Frankly, though, I expected more, given the premise and the film's opening. I kept thinking of another off-the-wall film about a vulgar character, and "Happy Gilmore" just seems so much more consistently funny to me. Though the unrated version of "Bad Santa" adds 10 more minutes, many of which incorporate some funny bits, I'm not sure those moments are worth having to slog through the rest of the film.
The 1080p Hi-Def picture (1.85:1) looks great in Blu-ray. Though it doesn't have the high-polished surface of some HD releases, the level of detail is very good and the colors are bright and cheery--the only thing that is in this film.
The audio really brings the Coen Brothers' selection of traditional tunes to life, which, of course, makes an ironic counterpoint to the derelict goings-on we're watching. The featured soundtrack is a PCM English 5.1 uncompressed audio (48 kHz/24-bit), with an additional option in English Dolby Digital 5.1 and English SDH subtitles. Like the video, it's very good. Nice timbre, nice balance, nice rear-speaker effects, and nice spread across the front speakers.

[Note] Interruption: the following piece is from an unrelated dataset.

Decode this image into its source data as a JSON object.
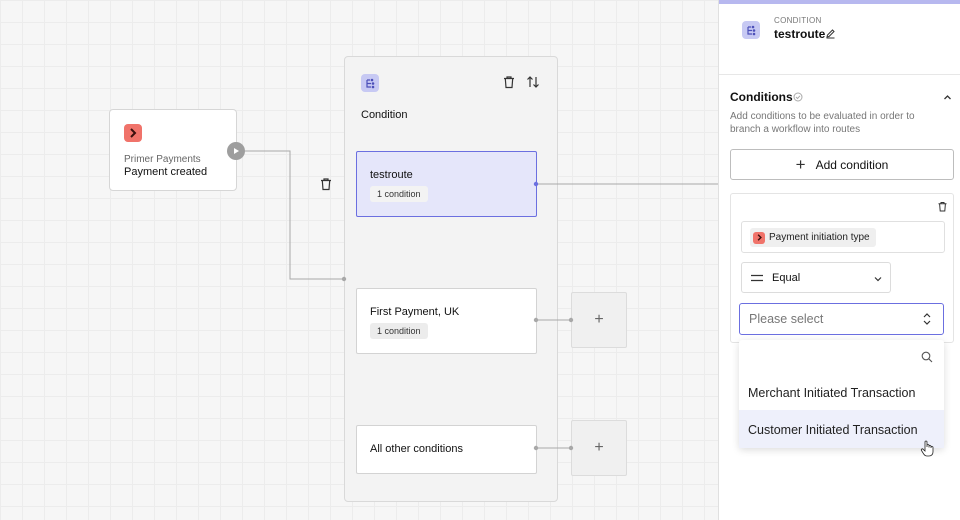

Director Zwigoff and editor Robert Hoffman team up for an entertaining enough commentary track, with plenty to say about the two versions included here, but I actually enjoyed their session with Roger Ebert more. The three of them sit on stage in front of an audience with separate mikes, with Ebert leading the way and Zwigoff seeming to answer in a candid way. One particularly memorable exchange comes when Ebert says that Thornton told him at Cannes that he was drunk during the entire filming--a decision he made for the sake of realism. No, Zwigoff says. There were a few days where he seemed sober. But yeah, he was drunk most of the time. Also included is a pretty decent behind-the scenes special that's presented in a 1.33:1 aspect ratio and letterboxed, a so-so gag reel, and some pretty funny outtakes. Rounding out the extras are three deleted and alternate scenes, and a Blu-ray "bonus" I've never understood--the "movie showcase" which takes you to "ultimate" HD scenes in the movie. As I've said, haven't we moved past that?
This one-note comedy takes delight in bashing Christmas, which is fine by me. But it's not nearly as smart or funny as it could have been, and for me, that's the biggest lump of coal. I laughed, but not nearly as much as I had hoped.